The sustainability-linked financing offers Axiata a reduction in financing cost in return for its commitment to reduce its overall carbon footprint and to ensure compliance with the stringent environment, social and governance criteria set by FTSE Russell to maintain its inclusion in the FTSE4Good Bursa Malaysia Index, says Tan. The syndicated financing terms are in line with Axiata’s objectives and financially incentivises the entity to meet its sustainability targets.

As a prominent regional player, OCBC emerged as the first bank in Southeast Asia to stop financing new coal-fired power plants last year. The banking group has also committed to doubling its sustainable financing portfolio by 2025, says Tan.

Last year, OCBC backed more than 20 green and sustainability-linked loans, which included financing renewable energy projects in countries such as Australia, China, Malaysia and the UK. “This added more than S$5 billion in commitments to our sustainable finance portfolio in 2019. We closed out last year by topping two significant sustainable finance league tables — Bloomberg’s 2019 Mandated Lead Arranger (MLA) league table for green loans and renewable energy loans, as well as the 2019 MLA league table for green loans and sustainability-linked loans,” she says.

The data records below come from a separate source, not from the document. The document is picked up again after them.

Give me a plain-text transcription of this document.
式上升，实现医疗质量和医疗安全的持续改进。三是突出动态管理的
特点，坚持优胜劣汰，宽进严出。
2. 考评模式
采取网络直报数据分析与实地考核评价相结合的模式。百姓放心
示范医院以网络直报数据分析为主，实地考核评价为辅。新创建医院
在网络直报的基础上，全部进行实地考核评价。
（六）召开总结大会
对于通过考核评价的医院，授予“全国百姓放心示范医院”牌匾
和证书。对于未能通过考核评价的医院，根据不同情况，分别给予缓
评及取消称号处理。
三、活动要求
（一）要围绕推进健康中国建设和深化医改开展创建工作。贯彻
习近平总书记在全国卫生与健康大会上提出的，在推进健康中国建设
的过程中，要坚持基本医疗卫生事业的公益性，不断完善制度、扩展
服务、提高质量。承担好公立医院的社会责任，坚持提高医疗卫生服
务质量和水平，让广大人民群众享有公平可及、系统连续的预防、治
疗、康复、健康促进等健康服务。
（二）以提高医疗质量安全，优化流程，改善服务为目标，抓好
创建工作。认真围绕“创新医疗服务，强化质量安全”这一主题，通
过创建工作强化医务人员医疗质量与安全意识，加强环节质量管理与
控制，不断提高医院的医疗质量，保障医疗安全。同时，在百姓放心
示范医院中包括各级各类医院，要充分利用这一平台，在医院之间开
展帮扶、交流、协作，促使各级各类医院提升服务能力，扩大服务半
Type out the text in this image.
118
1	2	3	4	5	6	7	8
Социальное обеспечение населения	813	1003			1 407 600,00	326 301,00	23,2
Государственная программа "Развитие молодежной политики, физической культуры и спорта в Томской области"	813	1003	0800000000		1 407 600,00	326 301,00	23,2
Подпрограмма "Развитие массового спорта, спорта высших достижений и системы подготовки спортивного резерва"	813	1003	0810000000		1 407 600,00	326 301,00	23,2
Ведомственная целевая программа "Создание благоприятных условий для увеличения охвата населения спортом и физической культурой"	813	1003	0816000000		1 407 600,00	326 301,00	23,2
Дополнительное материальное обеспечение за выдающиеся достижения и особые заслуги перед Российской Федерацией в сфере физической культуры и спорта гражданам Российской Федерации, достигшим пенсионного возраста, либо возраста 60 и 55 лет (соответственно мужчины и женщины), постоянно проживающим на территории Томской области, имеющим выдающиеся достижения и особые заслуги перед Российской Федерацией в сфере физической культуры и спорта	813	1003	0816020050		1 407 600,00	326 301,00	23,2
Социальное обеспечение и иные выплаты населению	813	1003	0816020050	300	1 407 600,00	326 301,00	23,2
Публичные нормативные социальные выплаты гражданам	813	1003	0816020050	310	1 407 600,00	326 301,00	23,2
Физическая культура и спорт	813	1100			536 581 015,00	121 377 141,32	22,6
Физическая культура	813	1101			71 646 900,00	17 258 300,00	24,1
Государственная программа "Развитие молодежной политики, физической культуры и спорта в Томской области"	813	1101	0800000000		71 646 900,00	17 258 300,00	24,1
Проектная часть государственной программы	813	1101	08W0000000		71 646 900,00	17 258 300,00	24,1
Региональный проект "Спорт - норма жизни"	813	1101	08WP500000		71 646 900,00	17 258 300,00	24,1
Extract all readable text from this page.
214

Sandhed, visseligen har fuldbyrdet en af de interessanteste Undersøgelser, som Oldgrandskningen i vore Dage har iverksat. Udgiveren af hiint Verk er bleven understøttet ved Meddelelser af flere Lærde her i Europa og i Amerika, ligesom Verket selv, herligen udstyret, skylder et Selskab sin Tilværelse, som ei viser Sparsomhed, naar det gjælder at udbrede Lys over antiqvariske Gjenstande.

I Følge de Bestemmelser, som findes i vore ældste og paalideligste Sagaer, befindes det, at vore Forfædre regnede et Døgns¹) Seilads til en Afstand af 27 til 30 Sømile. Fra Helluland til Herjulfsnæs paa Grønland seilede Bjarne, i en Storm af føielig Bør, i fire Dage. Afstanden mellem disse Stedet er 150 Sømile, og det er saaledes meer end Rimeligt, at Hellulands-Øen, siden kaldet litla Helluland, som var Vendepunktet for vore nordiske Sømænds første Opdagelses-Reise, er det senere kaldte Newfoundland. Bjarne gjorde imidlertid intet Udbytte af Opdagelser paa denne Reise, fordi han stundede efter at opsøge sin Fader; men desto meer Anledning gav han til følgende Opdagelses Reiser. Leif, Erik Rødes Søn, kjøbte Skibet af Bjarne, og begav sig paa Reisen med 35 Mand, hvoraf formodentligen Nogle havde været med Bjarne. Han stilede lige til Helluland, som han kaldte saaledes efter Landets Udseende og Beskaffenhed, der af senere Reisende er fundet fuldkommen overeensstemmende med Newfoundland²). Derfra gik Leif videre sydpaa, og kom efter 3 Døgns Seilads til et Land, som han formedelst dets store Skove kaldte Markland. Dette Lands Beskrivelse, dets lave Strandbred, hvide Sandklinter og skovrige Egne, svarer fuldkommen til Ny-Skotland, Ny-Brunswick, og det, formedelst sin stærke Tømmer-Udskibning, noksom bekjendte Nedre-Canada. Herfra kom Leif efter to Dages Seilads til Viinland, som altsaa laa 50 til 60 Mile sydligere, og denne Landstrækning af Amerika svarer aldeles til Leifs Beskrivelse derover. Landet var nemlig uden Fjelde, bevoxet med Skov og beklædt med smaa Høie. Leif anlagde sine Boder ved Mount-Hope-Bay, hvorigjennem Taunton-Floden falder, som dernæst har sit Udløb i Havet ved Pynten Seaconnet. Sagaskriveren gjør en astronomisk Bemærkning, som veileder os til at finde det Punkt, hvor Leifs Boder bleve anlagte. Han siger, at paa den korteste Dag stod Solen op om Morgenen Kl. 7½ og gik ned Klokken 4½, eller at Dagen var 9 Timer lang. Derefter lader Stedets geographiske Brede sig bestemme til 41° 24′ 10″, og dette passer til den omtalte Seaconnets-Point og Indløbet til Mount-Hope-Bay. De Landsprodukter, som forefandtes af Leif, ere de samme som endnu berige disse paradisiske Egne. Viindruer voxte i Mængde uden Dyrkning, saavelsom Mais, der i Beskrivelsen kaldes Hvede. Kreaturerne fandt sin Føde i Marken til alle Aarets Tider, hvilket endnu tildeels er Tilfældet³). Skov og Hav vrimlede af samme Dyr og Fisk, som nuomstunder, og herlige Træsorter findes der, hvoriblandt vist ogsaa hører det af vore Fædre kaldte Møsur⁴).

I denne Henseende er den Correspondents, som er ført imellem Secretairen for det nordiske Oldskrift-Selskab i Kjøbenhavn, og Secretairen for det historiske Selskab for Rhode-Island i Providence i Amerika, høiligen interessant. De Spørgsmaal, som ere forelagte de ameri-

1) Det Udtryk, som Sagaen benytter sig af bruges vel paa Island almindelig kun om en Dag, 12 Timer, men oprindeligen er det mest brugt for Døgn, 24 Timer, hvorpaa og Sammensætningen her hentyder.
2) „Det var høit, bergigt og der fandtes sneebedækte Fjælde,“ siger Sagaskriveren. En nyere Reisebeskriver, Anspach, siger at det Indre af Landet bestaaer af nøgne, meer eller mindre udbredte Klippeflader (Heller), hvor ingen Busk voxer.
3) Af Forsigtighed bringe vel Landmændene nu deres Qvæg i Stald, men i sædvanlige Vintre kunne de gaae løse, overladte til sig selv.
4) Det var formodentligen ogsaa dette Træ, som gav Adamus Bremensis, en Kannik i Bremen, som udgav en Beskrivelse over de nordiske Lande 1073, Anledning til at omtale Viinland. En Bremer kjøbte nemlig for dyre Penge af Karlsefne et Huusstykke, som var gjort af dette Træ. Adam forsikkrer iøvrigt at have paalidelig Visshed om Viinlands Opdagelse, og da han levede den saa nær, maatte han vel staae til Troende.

“OCBC Malaysia has covered the entire spectrum of sustainable financing, from green to sustainable, with the latest being sustainability-linked financing. These initiatives demonstrate our continued commitment to ensuring that responsible and sustainable financing remains at the core of our business principles to facilitate a sustainable future for everyone.”

As the full impact of the Covid-19 pandemic has yet to be determined, OCBC believes that the global economy will see signs of recovery in the second half of the year, with positive global GDP growth in 2021, says Tan. “Barring any unexpected second or third wave of the pandemic, the recovery process — in our view — will be determined by two key factors: a recovery in the demand for goods and services and the ability of businesses to reinvent themselves.

“In respect of the demand factor, we foresee that it will be very unlikely for businesses to return to pre-Covid-19 levels, given the changes in consumption patterns. Hence, companies would need to make certain adjustments by reinventing their business models to suit the new normal.” 

Some of the key sectors that are expected to drive economic growth in the coming months are technology-related such as digital services, e-commerce, data centres, media and communication, as well as traditional businesses such as healthcare, green and sustainable financing solutions and strategic and public infrastructure, she says.